Néanmoins, le nouveau traité START marque une avancée dans la direction du désarmement. Les pays signataires ne pourraient disposer chacun de plus de 1550 têtes stratégiques sur 700 véhicules déployés en position de tir. Le processus de contrôle repose sur 18 inspections sur site, la notification des armes en service et hors service, des informations sur les essais de missiles, sur des échanges d'autres données et sur une commission consultative chargée de veiller au respect du traité. Les partisans du nouveau traité START disent que s'il n'est pas ratifié par le Sénat, les USA ne seront plus en position de prévoir l'évolution des activités nucléaires de la Russie, avec pour conséquence une plus grande méfiance et un plus grand risque d'erreur de calcul - ce qui insécuriserait les deux pays. Les opposants au traité ne partagent pas ce point de vue. Pendant la Guerre froide, ils estimaient que toute entrave au développement de l'armement nucléaire américain ou à son volume portait atteinte à la sécurité nationale. Leur point de vue était renforcé par la crainte que l'Union soviétique ne triche. Or la tricherie a effectivement ébranlé la relation entre les deux superpuissances.
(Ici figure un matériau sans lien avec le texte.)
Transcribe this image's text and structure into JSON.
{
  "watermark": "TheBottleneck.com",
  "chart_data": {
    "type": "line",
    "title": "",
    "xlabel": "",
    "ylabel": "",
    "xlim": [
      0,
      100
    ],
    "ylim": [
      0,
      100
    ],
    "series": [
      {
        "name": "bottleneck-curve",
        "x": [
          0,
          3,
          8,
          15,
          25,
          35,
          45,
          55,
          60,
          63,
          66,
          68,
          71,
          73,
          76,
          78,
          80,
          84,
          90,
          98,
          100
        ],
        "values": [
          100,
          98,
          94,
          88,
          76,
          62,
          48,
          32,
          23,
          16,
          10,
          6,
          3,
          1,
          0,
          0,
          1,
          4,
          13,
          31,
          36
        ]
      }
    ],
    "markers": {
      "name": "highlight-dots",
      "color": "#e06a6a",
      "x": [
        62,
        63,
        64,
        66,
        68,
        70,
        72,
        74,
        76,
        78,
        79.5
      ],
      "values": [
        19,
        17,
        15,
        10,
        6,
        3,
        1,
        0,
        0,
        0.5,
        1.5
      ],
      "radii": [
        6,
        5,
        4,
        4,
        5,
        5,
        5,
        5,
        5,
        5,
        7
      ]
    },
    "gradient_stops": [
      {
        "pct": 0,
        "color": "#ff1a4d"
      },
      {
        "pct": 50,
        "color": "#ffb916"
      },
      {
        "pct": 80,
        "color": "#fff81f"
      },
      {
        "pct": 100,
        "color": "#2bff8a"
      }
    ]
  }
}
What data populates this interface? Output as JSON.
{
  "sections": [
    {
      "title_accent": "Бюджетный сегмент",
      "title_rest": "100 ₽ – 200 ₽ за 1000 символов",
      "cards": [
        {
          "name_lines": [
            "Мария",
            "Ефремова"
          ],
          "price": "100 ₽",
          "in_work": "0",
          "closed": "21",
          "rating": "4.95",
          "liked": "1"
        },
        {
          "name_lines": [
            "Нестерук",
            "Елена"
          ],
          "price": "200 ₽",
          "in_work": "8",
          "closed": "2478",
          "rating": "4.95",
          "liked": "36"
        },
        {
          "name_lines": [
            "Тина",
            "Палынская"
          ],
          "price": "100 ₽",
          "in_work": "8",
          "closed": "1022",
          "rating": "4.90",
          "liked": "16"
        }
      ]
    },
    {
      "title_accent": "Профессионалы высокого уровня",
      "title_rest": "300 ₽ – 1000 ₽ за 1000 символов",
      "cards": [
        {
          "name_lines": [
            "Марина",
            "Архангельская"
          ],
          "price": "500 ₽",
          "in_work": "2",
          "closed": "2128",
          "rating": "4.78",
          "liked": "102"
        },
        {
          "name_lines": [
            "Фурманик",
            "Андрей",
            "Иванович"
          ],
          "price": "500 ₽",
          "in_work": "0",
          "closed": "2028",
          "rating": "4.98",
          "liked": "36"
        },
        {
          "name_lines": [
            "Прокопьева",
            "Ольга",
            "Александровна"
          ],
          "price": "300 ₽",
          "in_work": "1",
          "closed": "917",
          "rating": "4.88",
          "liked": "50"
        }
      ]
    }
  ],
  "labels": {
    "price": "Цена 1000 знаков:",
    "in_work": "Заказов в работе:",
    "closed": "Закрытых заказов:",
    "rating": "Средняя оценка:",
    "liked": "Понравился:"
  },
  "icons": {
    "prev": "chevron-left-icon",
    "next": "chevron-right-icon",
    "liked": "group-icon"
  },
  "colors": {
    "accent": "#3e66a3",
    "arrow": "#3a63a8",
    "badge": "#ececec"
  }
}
Aujourd'hui les mêmes appréhensions nourrissent l'opposition au nouveau traité START. Afin d'apaiser ces inquiétudes, l'administration Obama s'est engagée à une augmentation du budget des laboratoires de l'armée américaine consacrée à l'armement nucléaire qui sera maintenu plusieurs années. Et dans le document sur la politique nucléaire américaine (la Nuclear Posture Review) publié le 10 avril, elle avertit les autres pays disposant de l'arme nucléaire et ceux qui seraient tentés de violer le Traité de non-prolifération nucléaire qu'ils resteraient des cibles pour l'armement nucléaire américain. La défense antimissile est une autre source de désaccord. Le préambule du nouveau traité START stipule que l'accord ne "nuira pas à la viabilité et à l'efficacité des armes stratégiques offensives des parties".

Selon les critiques, cette clause, à laquelle s'ajoute l'avertissement implicite du Kremlin qu'il se retirera unilatéralement du traité si les défenses américaines dépassent un certain niveau, donne à ce dernier un moyen de pression pour s'opposer au déploiement de tout système de défense stratégique antimissile.
L'administration Obama a rejeté plusieurs fois cet argument, ainsi que d'autres selon lesquels les contrôles prévus par le traité sont insuffisants. Quant à l'hypothèse que la Russie va tricher en multipliant ses têtes nucléaires sur les bombardiers ou en utilisant un nouveau vecteur nucléaire sur rail, l'administration américaine y a répondu par l'ironie en déclarant que le Kremlin veut éviter les mesures compensatoires que prendrait l'Amérique.

Mais l'équipe d'Obama reconnaît une chose : le nouveau traité START laisse largement l'avantage numérique de la Russie en terme d'armes tactiques. Estimant que les missiles de courte portée ne constituent pas une menace pour le territoire américain, les négociateurs américains devraient demander une réduction du nombre de têtes nucléaires dans la suite des négociations. En dépit des déclarations de l'administration Bush et maintenant de celle d'Obama affirmant que la Russie et les USA ne sont plus des adversaires, il semble que le rapprochement entre les deux pays n'a pas changé le fait qu'ils se mettent l'un l'autre en joue avec leurs armes nucléaires. Même si le nouveau traité START est ratifié, cette situation ne devrait satisfaire personne.